A grand old tradition in Electronic Gaming Monthly magazine was to create an annual Buyer’s Guide issue so readers could spend their hard-earned dollars carefully. (After all, brand new video games were ridiculously expensive in the 1990s.) This Buyer’s Guide was also a place where EGM‘s staff could lampoon the gaming industry at large, poking fun of the ludicrous ads that had graced their pages that year and weighing in on hot-button topics of the time. Thumb through any of these issues and you’ll get the feeling that Buyer’s Guide editorial oversight was much more lax than that of a standard EGM issue.
It’s easy to forget that the “Women in Gaming” issue was a landmine in 1998. Tomb Raider III: Adventures of Lara Croft would release that year — marking the third year in a row that would see a major Tomb Raider release — and Lara Croft had become one of gaming’s first sex symbols (possibly the very first) by then.
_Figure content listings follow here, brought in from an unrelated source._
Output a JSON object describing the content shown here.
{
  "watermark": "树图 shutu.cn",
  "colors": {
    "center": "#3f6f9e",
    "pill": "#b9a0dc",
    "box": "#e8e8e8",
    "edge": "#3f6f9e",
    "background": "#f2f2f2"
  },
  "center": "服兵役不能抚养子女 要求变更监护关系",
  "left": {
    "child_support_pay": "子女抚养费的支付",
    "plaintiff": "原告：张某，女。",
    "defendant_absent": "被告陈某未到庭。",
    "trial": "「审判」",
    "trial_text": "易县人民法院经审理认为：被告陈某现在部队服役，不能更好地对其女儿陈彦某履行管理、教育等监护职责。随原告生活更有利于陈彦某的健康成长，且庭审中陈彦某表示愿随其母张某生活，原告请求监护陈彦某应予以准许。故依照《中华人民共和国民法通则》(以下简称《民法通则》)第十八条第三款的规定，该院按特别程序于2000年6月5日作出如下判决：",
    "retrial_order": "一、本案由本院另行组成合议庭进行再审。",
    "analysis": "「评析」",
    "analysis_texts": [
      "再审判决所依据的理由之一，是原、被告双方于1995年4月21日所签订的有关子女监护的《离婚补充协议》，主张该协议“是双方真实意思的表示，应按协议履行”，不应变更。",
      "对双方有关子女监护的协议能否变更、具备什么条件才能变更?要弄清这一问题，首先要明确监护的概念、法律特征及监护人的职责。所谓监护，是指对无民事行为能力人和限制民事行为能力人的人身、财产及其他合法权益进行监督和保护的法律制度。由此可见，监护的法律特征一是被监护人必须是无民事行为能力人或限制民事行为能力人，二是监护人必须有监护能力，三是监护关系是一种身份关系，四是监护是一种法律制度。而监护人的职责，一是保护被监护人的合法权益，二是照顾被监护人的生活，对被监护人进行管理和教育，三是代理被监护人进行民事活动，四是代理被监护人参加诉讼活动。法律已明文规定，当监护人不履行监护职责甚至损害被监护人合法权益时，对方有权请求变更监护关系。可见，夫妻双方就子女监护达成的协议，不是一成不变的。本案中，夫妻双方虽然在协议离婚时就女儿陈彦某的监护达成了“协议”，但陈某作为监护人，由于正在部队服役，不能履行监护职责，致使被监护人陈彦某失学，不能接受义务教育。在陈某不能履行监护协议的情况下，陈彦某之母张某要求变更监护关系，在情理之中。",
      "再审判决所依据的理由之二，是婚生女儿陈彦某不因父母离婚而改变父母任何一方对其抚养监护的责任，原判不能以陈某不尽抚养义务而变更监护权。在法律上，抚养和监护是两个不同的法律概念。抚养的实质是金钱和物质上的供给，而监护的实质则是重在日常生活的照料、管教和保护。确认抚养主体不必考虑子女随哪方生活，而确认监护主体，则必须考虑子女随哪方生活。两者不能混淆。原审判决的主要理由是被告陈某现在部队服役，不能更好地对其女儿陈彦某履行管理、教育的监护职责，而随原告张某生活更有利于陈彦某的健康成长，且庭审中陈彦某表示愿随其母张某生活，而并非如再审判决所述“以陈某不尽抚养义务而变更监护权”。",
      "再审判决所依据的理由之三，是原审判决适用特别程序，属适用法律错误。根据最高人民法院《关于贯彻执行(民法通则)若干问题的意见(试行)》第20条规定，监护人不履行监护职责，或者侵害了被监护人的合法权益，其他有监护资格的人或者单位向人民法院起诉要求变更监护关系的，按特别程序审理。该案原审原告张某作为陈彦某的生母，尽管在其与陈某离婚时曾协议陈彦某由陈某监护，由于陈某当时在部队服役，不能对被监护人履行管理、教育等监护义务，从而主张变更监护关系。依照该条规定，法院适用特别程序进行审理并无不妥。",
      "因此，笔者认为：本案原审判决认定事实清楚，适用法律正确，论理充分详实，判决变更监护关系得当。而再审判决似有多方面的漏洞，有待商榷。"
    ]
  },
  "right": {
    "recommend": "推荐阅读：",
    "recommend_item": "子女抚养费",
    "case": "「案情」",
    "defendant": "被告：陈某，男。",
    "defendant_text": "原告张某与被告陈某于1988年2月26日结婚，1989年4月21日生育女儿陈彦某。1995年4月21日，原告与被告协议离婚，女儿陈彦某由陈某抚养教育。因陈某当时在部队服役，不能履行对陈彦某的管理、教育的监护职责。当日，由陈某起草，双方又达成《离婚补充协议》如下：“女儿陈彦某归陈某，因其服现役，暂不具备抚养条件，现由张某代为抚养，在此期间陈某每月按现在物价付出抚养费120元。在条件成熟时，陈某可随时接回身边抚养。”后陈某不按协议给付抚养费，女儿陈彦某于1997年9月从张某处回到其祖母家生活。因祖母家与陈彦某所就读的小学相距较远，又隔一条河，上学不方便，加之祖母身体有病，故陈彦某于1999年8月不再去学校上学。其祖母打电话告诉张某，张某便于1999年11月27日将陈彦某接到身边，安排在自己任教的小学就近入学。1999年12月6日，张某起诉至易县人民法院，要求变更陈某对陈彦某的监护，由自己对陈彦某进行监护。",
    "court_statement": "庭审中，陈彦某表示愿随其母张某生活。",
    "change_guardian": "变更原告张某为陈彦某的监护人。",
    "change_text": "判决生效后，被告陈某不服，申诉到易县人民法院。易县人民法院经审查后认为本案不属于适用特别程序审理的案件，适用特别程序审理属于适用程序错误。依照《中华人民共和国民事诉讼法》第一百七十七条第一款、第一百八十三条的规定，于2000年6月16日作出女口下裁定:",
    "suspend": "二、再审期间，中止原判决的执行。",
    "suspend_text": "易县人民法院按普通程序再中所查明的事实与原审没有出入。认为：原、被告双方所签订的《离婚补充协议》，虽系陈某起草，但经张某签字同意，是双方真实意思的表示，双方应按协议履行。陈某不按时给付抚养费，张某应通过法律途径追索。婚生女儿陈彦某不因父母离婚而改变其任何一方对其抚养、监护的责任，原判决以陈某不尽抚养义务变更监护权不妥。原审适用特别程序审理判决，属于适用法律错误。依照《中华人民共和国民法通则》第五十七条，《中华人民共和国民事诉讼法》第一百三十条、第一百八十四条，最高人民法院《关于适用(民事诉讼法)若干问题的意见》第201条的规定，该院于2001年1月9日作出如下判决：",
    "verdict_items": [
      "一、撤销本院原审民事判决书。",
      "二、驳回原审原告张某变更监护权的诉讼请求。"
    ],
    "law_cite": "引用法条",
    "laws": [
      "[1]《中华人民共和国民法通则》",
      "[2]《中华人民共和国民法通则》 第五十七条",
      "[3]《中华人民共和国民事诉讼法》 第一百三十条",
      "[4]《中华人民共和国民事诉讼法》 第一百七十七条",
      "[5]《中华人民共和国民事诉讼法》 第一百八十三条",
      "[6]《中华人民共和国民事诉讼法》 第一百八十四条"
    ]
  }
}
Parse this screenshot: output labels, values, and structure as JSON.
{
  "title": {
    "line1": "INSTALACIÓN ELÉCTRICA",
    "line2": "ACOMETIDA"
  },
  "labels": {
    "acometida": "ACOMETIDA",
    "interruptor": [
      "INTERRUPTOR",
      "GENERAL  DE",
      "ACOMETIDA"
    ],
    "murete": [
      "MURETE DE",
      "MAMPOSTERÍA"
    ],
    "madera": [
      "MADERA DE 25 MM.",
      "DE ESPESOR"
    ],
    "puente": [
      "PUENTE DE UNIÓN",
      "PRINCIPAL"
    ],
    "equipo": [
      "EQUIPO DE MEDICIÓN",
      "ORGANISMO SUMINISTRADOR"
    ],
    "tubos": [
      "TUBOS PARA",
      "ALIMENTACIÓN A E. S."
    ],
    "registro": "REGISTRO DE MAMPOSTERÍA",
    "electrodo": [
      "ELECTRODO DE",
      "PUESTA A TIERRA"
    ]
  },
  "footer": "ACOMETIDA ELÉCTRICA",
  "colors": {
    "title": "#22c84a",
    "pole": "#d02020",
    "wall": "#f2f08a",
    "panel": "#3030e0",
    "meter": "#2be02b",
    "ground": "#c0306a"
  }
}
Along with this came endless rumors of “nude codes” and discussions of the role of women in gaming.
In their 1998 buying guide — released in January-ish of 1998 — EGM took a timeout from the “Women in Gaming” discussion at large to offer their own tongue-in-cheek solution: Just make Lara Croft a cow. In doing so, developers could justify prominent “teats” while dodging accusations of creating an overly sexualized character. They claim: “If Lara were a heifer, we obviously wouldn’t have this raging debate over sex in video games.”
This was almost certainly meant to be taken as satire — their proposed solution was absurd by any standard — but it’s interesting to see an article go to print in the early months of 1998 that already expresses fatigue over the conversation. After all, there are a lot of people nowadays who pretend the “Women in Gaming” discussion only began within the past couple years.
Whatever your take on the issue, it’s fun to look back and see an article like this one. Especially when it contains such choice phrases as “human discrimination” (as opposed to cow discrimination?) and “female human mammary gland accessories.”